Smallwood warned other schemes which had not bottomed out their business cases to expect similar action. “[We are] getting a very strong mandate from number 10 and the chancellor to work with the Treasury and quite frankly not fund and support those projects that are not in a fit condition to proceed.”

Asked by Labour MP Nick Smith why projects like Crossrail had been so challenging to deliver, IPA deputy chief executive Matthew Vickerstaff said: “We’ve spent a lot of time reflecting on this.

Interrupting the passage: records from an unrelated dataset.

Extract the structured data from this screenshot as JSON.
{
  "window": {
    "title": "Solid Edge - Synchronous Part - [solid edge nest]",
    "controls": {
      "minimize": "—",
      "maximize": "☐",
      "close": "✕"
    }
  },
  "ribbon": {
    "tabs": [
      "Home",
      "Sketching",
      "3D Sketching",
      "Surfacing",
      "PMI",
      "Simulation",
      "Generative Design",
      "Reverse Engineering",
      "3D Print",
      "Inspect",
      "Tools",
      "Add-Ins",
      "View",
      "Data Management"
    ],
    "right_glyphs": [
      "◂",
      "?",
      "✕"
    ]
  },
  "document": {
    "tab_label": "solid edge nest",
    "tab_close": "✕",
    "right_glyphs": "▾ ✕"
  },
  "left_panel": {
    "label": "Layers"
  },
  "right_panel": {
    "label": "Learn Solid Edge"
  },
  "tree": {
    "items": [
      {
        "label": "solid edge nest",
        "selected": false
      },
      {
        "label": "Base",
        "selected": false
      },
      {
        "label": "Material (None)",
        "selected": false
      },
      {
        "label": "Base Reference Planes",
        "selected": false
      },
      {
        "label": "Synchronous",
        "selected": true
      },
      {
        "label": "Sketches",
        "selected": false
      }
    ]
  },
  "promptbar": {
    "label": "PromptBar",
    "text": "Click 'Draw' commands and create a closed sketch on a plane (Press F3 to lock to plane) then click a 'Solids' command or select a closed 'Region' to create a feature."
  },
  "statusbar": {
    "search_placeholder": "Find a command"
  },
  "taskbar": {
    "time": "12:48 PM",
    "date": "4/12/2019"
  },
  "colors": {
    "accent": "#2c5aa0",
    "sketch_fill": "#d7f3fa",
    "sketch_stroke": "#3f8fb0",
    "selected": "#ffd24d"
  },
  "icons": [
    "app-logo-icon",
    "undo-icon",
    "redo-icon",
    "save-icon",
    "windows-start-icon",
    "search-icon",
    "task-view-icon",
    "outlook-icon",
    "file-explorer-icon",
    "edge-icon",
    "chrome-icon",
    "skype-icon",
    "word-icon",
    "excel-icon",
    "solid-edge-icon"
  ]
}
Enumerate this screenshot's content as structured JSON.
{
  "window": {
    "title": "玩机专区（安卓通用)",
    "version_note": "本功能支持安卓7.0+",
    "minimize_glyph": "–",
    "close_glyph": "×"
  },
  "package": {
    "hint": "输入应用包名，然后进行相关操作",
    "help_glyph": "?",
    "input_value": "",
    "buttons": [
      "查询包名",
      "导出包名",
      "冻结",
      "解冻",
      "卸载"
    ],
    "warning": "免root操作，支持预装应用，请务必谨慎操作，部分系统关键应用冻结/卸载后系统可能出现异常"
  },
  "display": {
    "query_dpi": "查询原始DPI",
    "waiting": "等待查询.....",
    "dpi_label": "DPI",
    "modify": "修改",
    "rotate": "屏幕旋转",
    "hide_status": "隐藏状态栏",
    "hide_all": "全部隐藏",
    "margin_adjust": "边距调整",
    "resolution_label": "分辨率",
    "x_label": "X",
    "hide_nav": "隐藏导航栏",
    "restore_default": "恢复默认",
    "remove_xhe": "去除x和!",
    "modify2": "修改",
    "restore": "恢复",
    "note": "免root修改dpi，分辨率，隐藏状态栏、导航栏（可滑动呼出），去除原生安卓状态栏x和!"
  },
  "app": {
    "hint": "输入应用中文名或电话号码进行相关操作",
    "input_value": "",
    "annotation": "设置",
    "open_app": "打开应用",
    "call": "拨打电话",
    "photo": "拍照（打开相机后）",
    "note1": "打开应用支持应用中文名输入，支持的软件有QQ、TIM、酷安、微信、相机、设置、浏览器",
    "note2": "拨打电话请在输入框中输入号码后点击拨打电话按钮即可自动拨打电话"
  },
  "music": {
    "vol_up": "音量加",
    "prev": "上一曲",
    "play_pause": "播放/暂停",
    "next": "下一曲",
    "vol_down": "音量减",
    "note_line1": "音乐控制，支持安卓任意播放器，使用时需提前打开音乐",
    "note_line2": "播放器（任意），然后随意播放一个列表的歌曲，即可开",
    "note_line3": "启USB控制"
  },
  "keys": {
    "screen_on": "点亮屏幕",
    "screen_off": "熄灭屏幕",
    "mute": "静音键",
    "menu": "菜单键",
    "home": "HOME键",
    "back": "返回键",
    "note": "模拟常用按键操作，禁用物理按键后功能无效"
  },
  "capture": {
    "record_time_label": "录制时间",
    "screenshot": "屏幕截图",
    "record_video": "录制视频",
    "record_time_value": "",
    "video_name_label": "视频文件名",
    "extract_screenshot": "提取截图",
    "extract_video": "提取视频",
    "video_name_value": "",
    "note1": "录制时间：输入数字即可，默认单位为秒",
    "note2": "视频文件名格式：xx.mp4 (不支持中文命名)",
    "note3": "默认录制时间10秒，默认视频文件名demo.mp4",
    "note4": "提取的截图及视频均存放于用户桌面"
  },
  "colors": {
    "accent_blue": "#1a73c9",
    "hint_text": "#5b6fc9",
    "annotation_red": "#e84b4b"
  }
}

Undoubtedly, there is an increasing challenge around systems integration.”

He added: “This is not just economic infrastructure but also rail projects, signalling systems and how those are integrated, especially when you’re running three services at the same time, overland, underground and then perhaps a new system like Crossrail.

He said the same was true of hospital construction and defence projects, and that the problem was a symptom of how projects and systems had evolved over time.

“If you take Crossrail, historically probably 20 years ago people would have been concerned about ground conditions and tunnelling risk but actually the systems integration is equally problematic and needs a very strong focus.”

The comments echo those made by Crossrail chairman Tony Meggs in September, who said that major projects like Crossrail should be thought of as “complex system integration projects” rather than civil engineering jobs.

Jacobs, which has been appointed to oversee the £19bn project, warned yesterday that the railway could face further delays because of a slowdown in spending. Originally scheduled to open in 2018, it is now not due to open before the first half of 2022, with trial running at the central section’s problem Bond Street station still yet to start.